Am Samstag, 01. August 2009 fand die 7. Rostocker Marathon Nacht statt. Bei diesem Sportgroßereignis nahmen fast 2000 Sportler in verschiedenen Disziplinen die unterschiedlichen Laufstrecken quer durch die Stadt in Angriff. Höhepunkt war wie immer der nächtliche Warnowtunnel Marathon, dessen Strecke unter der Warnow hindurch führte.
Zur Absicherung der Veranstaltung und Sicherung der Strecke waren neben unzähligen privaten Helfern des Veranstalters auch die Rostocker Feuerwehr, Kräfte der Polizei, Helfer des Rostocker Ortsverbandes des Technischen Hilfswerks (THW) und mehrere DRK Ortsverbände aus ganz Mecklenburg-Vorpommern und Berlin sowie die Johanniter-Unfallhilfe im Einsatz.
Die Freiwilligen Feuerwehren der Hansestadt übernahmen mit über 60 Einsatzkräften die Sicherung einiger Streckenabschnitte des 42,195 Kilometer lange Kurses in Ergänzung zu privaten Helfern und den Sicherungsposten der Polizei. Die Kräfte des THW Ortsverbandes Rostock sorgten für den Auf- und Abbau der Streckenabsicherung und organisierten die Logistik entlang der Strecke. Die Helfer des DRK und der Johanniter kümmerten sich unter der Leitung des Rostocker DRK Ortsverbandes um die medizinische Absicherung der Veranstaltung und stellten den Veranstaltungsrettungsdienst.

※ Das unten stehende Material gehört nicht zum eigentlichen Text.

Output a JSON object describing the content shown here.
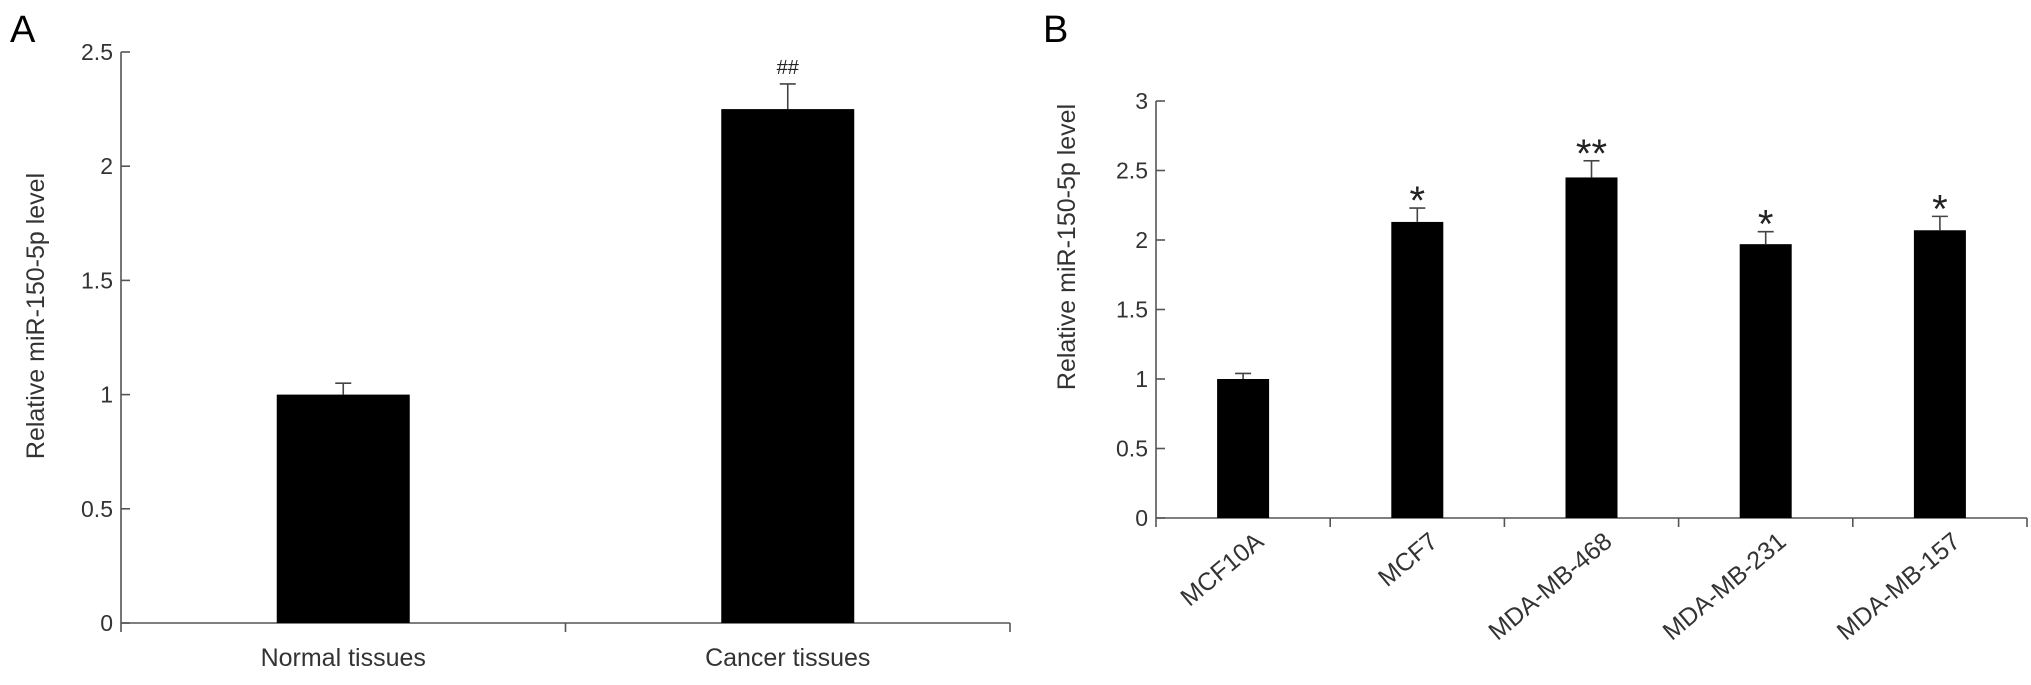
{
  "chart_data": [
    {
      "type": "bar",
      "panel": "A",
      "ylabel": "Relative miR-150-5p level",
      "ylim": [
        0,
        2.5
      ],
      "yticks": [
        "0",
        "0.5",
        "1",
        "1.5",
        "2",
        "2.5"
      ],
      "categories": [
        "Normal tissues",
        "Cancer tissues"
      ],
      "values": [
        1.0,
        2.25
      ],
      "errors": [
        0.05,
        0.11
      ],
      "annotations": [
        "",
        "##"
      ],
      "grid": false,
      "legend": false
    },
    {
      "type": "bar",
      "panel": "B",
      "ylabel": "Relative miR-150-5p level",
      "ylim": [
        0,
        3
      ],
      "yticks": [
        "0",
        "0.5",
        "1",
        "1.5",
        "2",
        "2.5",
        "3"
      ],
      "categories": [
        "MCF10A",
        "MCF7",
        "MDA-MB-468",
        "MDA-MB-231",
        "MDA-MB-157"
      ],
      "values": [
        1.0,
        2.13,
        2.45,
        1.97,
        2.07
      ],
      "errors": [
        0.04,
        0.1,
        0.12,
        0.09,
        0.1
      ],
      "annotations": [
        "",
        "*",
        "**",
        "*",
        "*"
      ],
      "grid": false,
      "legend": false
    }
  ]
}
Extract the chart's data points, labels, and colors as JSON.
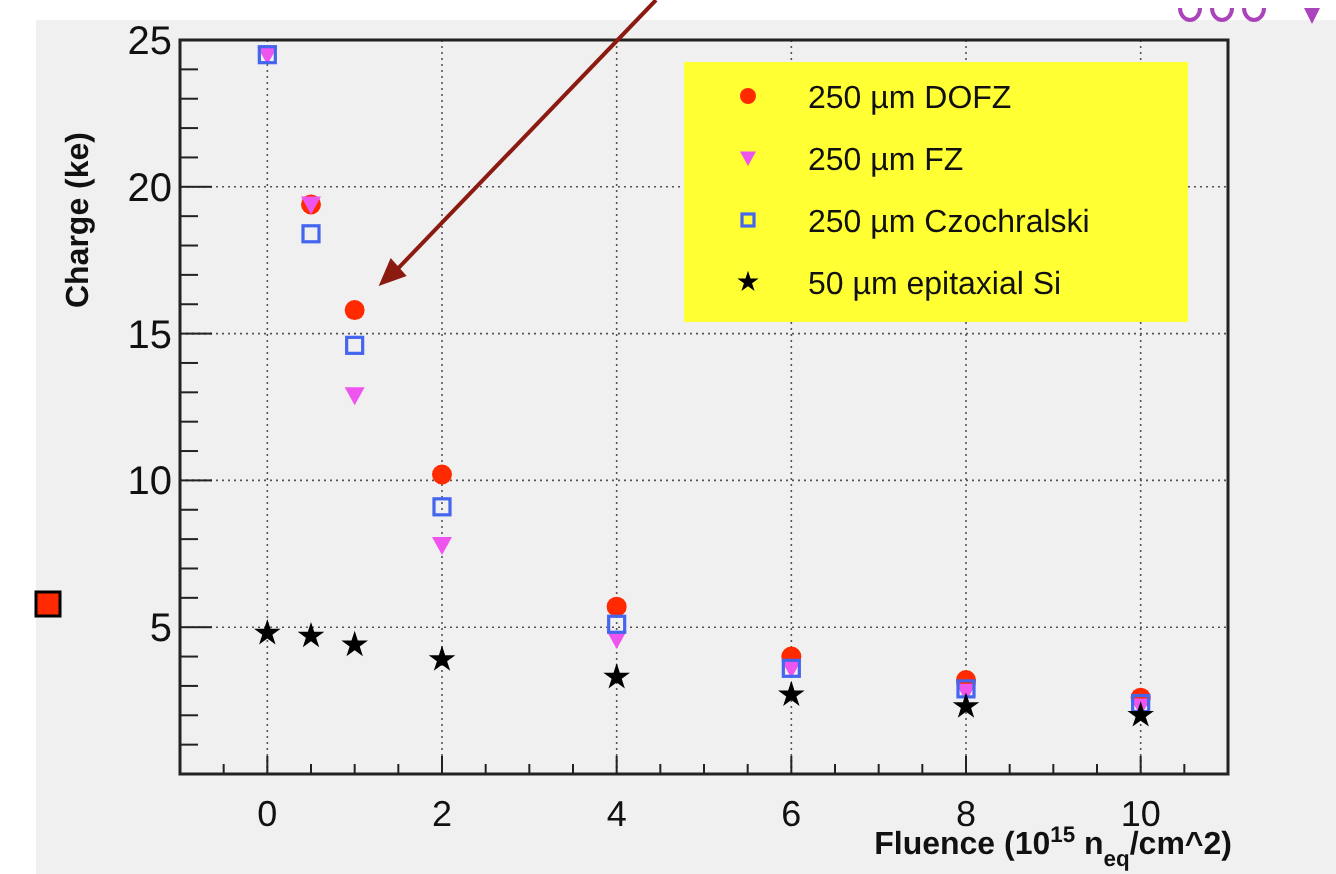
{
  "chart_data": {
    "type": "scatter",
    "xlabel": "Fluence (10$^{15}$ n$_{eq}$/cm^2)",
    "ylabel": "Charge (ke)",
    "xlim": [
      -1,
      11
    ],
    "ylim": [
      0,
      25
    ],
    "xticks": [
      0,
      2,
      4,
      6,
      8,
      10,
      {
        "value": -0.5,
        "label": null
      },
      {
        "value": 0.5,
        "label": null
      },
      {
        "value": 1,
        "label": null
      },
      {
        "value": 1.5,
        "label": null
      },
      {
        "value": 2.5,
        "label": null
      },
      {
        "value": 3,
        "label": null
      },
      {
        "value": 3.5,
        "label": null
      },
      {
        "value": 4.5,
        "label": null
      },
      {
        "value": 5,
        "label": null
      },
      {
        "value": 5.5,
        "label": null
      },
      {
        "value": 6.5,
        "label": null
      },
      {
        "value": 7,
        "label": null
      },
      {
        "value": 7.5,
        "label": null
      },
      {
        "value": 8.5,
        "label": null
      },
      {
        "value": 9,
        "label": null
      },
      {
        "value": 9.5,
        "label": null
      },
      {
        "value": 10.5,
        "label": null
      }
    ],
    "yticks": [
      5,
      10,
      15,
      20,
      25,
      {
        "value": 1,
        "label": null
      },
      {
        "value": 2,
        "label": null
      },
      {
        "value": 3,
        "label": null
      },
      {
        "value": 4,
        "label": null
      },
      {
        "value": 6,
        "label": null
      },
      {
        "value": 7,
        "label": null
      },
      {
        "value": 8,
        "label": null
      },
      {
        "value": 9,
        "label": null
      },
      {
        "value": 11,
        "label": null
      },
      {
        "value": 12,
        "label": null
      },
      {
        "value": 13,
        "label": null
      },
      {
        "value": 14,
        "label": null
      },
      {
        "value": 16,
        "label": null
      },
      {
        "value": 17,
        "label": null
      },
      {
        "value": 18,
        "label": null
      },
      {
        "value": 19,
        "label": null
      },
      {
        "value": 21,
        "label": null
      },
      {
        "value": 22,
        "label": null
      },
      {
        "value": 23,
        "label": null
      },
      {
        "value": 24,
        "label": null
      }
    ],
    "x": [
      0,
      0.5,
      1,
      2,
      4,
      6,
      8,
      10
    ],
    "grid": true,
    "legend": "top right",
    "series": [
      {
        "name": "250 µm DOFZ",
        "color": "#ff2a00",
        "marker": "circle",
        "values": [
          null,
          19.4,
          15.8,
          10.2,
          5.7,
          4.0,
          3.2,
          2.6
        ]
      },
      {
        "name": "250 µm FZ",
        "color": "#ee55ee",
        "marker": "triangle",
        "values": [
          24.5,
          19.4,
          12.9,
          7.8,
          4.6,
          3.6,
          2.8,
          2.3
        ]
      },
      {
        "name": "250 µm Czochralski",
        "color": "#4466ee",
        "marker": "square",
        "values": [
          24.5,
          18.4,
          14.6,
          9.1,
          5.1,
          3.6,
          2.9,
          2.4
        ]
      },
      {
        "name": "50 µm epitaxial Si",
        "color": "#000000",
        "marker": "star",
        "values": [
          4.8,
          4.7,
          4.4,
          3.9,
          3.3,
          2.7,
          2.3,
          2.0
        ]
      }
    ]
  }
}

Geleitet wurde der gesamte Einsatz von der „Technischen Einsatzleitung Marathon“, welche mit einem ELW 2 im Start-Ziel-Bereich vor dem Rostocker Rathhaus stationiert war. Von hier koordinierten die Organisatorische Leitung des Rettungsdienstes, der Ortsbeauftragte des Rostocker THW sowie der Einsatzleiter der Feuerwehr die Kräfte an der Strecke. Unterstützt wurden die Führungskräfte von einem Technischen Trupp, der die Funkkommunikation in der „Leitstelle“ des ELW 2 durchführte.
Der Einsatz begann bereits am Vormittag und verlief insgesamt sehr gut. Der Rettungsdienst hatte wie immer viele Läufer, meist mit Erschöpfunksymptomen, zu behandeln. Bei einigen kritischen Notfällen musste auch ein Notarzt zu Hilfe eilen und eine stationäre Einweisung ins Krankenhaus erfolgen. Die Streckenabsicherung durch Feuerwehr, Helfer und Polizei verlief ohne größere Schwierigkeiten.
Gegen 0:30 Uhr kamen die letzten Läufer ins Ziel. Die Abbauarbeiten dauerten dann noch mal eineinhalb Stunden, sodass der Einsatz gegen 2 Uhr Nachts beendet werden konnte.
Während des Sicherungseinsatzes hatten zwei der sechs Freiwilligen Feuerwehren der Hansestadt jeweils einen parallelen Einsatz und mussten ihre Posten kurzzeitig für diese verlassen. Durch die gute Organisation der Einsatzleitung konnten jedoch stets alle Lücken schnell geschlossen werden.